My jaw and head are aching and have stabbing pains. My facial muscles and those in my limbs feel so heavy, much more so than with fibromyalgia but my go just puts it down to that. It’s a new symptom but it just seems that whenever I try to tell people they get irritated. I’m just feeling sorry for myself I suppose but I really do feel rubbish. I’m going to try to rest a bit and then take the children out. I don’t really know why I posted but I needed to release it somewhere 🙁
Just wanted moral support really.
Well, for a start if you feel so bad then you shouldn't be going out with the kids. And I guess from the outside it looks like you are exaggerating because if people are really sick, you don't do things like that.
Get to bed, tell your husband to buck up.
Thanks for replying Horehound.
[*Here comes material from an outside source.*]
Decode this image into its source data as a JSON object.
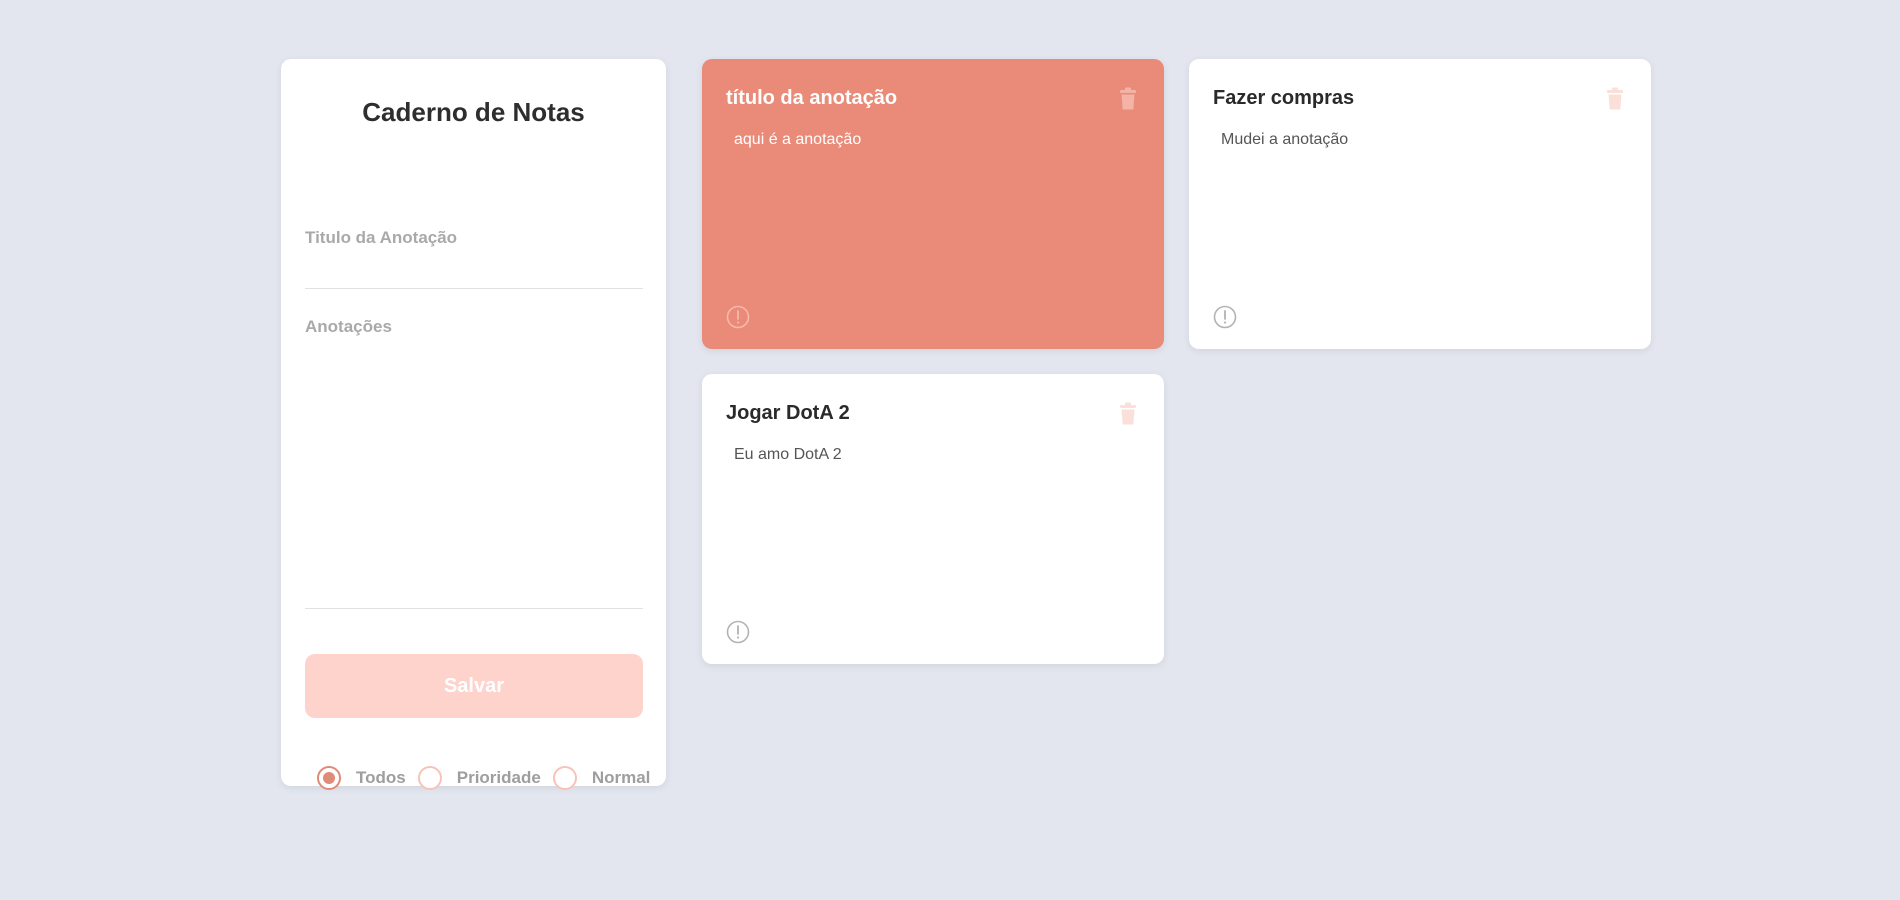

I’ve tried telling him before, he doesn’t speak to me for days and the children won’t get much. For a thousand lousy reasons I can’t leave, too outing and distressing to go into. I am a bit screwed really, I just need some emotional support. I really do appreciate your reply. I suppose it does look like exaggeration because I have had no choice but to keep going.
This is so horrible. He is their father and needs to step up.
I feel sorry for you, you should be able to rely on him.
Are you sure you can't leave?
It is, he’s ‘proved himself’ to those that matter. I can’t manage on my own fully and he won’t take care of the children properly, although he’s good at being seen to do so which is all that’s required 🙁. I will at least know that I really have done my best for my children, which is what matters really. I plan to leave when the youngest leaves home and if I bear that in mind then it’s not too bad, but when you’re tired and in a lot of pain it’s harder to do.
And what's he doing that's so important he'd rather not deal with the kids?
That all sounds so awful for you
Sending kind thoughts
They’re 13, 10, 8 &7. He sits building ships or promoting his acting career on Facebook etc. He drives me mad but I try hard to tolerate it and tell the children that Dad’s either working or trying to relax doing his hobby . They’ll work out the truth soon enough, but meanwhile they can only really rely on me 🙁. Anyway, I will rest for a while and we will try to enjoy the sun. Thankfully the beach is very nearby!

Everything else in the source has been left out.